Totally agree with the weekend and wine.  <once I get over this bloody throat infection>

Changing policy after 5 years doesnt seem like that long a time, agree.
 But its nothing new...the tolerance treatments are the same.
 We dont have much an idea about the length of tolerance.  Tolerance has been greeted as a cure by some. Cautious optimism is the best way forward.

Every study is touted as a cure on social media , news, and yes many poorly informed people will skip up to  us  as parents and ask us in joyful tones, ' when we are going to get the peanut cure'?.
Which is SO annoying on so many fronts, like any other allergen isnt scary enough? oh, and the INSULT that is implied that we havent bothered to get our kid 'cured'. 
We can choose to be annoyed for only so long. < why do you think we need wine? have given up chocolate because of the dairy>


 < btw in terms of cures,  the UK doesnt even have allergy shots as wasnt deemed safe due to  deaths>

I am sure that new studies on the areas we mentioned are being poured over by the allergy boffins of the world. why would you think they are not, just because they arent broadcasting it? getting grants for studies is not an over night process is it?  <oh, that word....that word so over used in England recently, the B one, yes Brexit, we wait and see how that impacts us with regard to studies>


Most allergic children, who grow into allergic adults,  stay with the same allergy and from what I gather it doesnt change. They cope with flares of asthma, environmental allergies, if they have them, and avoid the food allergens.  <What comfort that would be for us> 

No doctor would base any guideline on one child, and this study wasnt one child.

Every single person with their infant, gives them food at home. I think I would prefer the guidelines are there for those that are considered at risk and get support.  Many will ignore, those that are not well advised will take risks. But some will be helped. 





Posted by: gvmom
« on: January 09, 2017, 04:33:36 PM »

But what's next?

A weekend with a bunch of wine.....

Seriously, my opinions don't really accomplish anything.  I get to post on a discussion board, air my gripes and that is pretty much it.  I'm old and tired.  My real battles and gray hair were with my older kids with elementary school.
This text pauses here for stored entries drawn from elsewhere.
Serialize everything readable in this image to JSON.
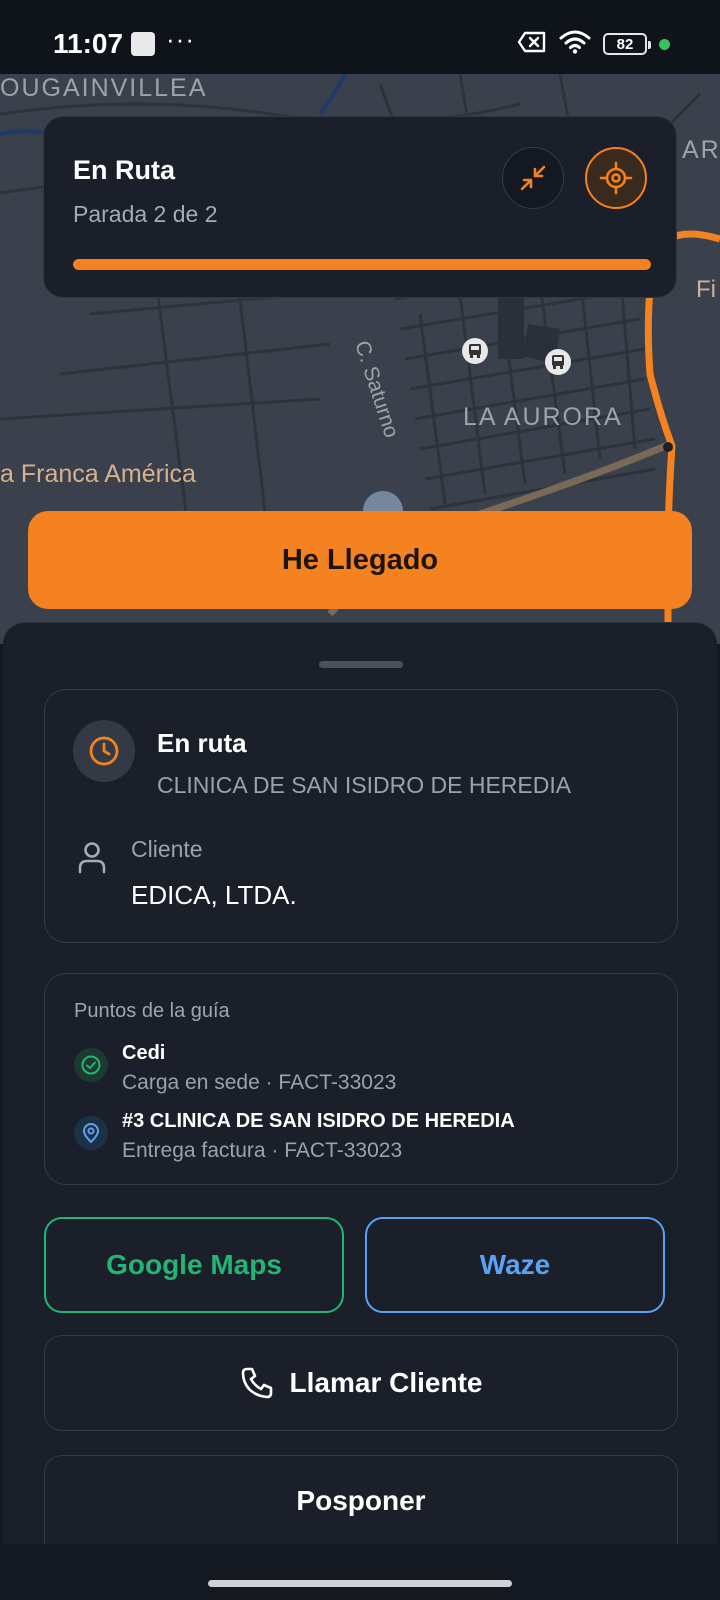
{
  "status_bar": {
    "time": "11:07",
    "dots": "···",
    "battery": "82",
    "icons": [
      "notification-icon",
      "no-sim-icon",
      "wifi-icon",
      "battery-icon",
      "privacy-dot"
    ]
  },
  "map": {
    "labels": {
      "bougainvillea": "OUGAINVILLEA",
      "ar": "AR",
      "fi": "Fi",
      "saturno": "C. Saturno",
      "aurora": "LA AURORA",
      "franca": "a Franca América"
    }
  },
  "route_card": {
    "title": "En Ruta",
    "subtitle": "Parada 2 de 2",
    "progress_fraction": 1.0
  },
  "arrived_button": {
    "label": "He Llegado"
  },
  "info_card": {
    "status": "En ruta",
    "place": "CLINICA DE SAN ISIDRO DE HEREDIA",
    "client_label": "Cliente",
    "client_name": "EDICA, LTDA."
  },
  "points_card": {
    "title": "Puntos de la guía",
    "items": [
      {
        "name": "Cedi",
        "detail": "Carga en sede · FACT-33023",
        "icon": "check-circle-icon"
      },
      {
        "name": "#3 CLINICA DE SAN ISIDRO DE HEREDIA",
        "detail": "Entrega factura · FACT-33023",
        "icon": "map-pin-icon"
      }
    ]
  },
  "buttons": {
    "google_maps": "Google Maps",
    "waze": "Waze",
    "call_client": "Llamar Cliente",
    "postpone": "Posponer"
  },
  "colors": {
    "accent": "#f58220",
    "google_maps": "#22b573",
    "waze": "#5ba3f2",
    "background": "#1a1f29"
  }
}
I mean, part of a discussion board is the discussing it part right?  I don't have to go out into the world and be a revolutionary pushing 50 do I?  Although, who knows, maybe one of my kids will be inspired by their old Mom going on about some of this stuff.... you know, while I sit at the computer, posting ..... and then nagging them about homework.

But..... and eragon..... I think I've got who you are right from days long ago, and you are one of those people who is foundational for me.  I remember you , if I'm right.  And the earlier days.  What you say, and your experiences, have way more weight in my opinion than these guys with their new study.  You have history.  They don't.

And I would say, that when you post:

I dont know how long UK has been eating peanuts,  its not that long, but certainly the most common allergen in infants is still egg and milk, so where did the peanut allergy really come from?
new allergies to food that is recently now part of our diet is kiwi fruit, as that only came over in the 80s.
So, is it new food, is it common food from that country?
Is it both, one leading to another?
If so why?


I want to say.... yes.... exactly.  And why aren't they working on THOSE questions? 
 
Studies that are more useful like the LEAP, provide fuel for more questions, and perhaps a direction for further study.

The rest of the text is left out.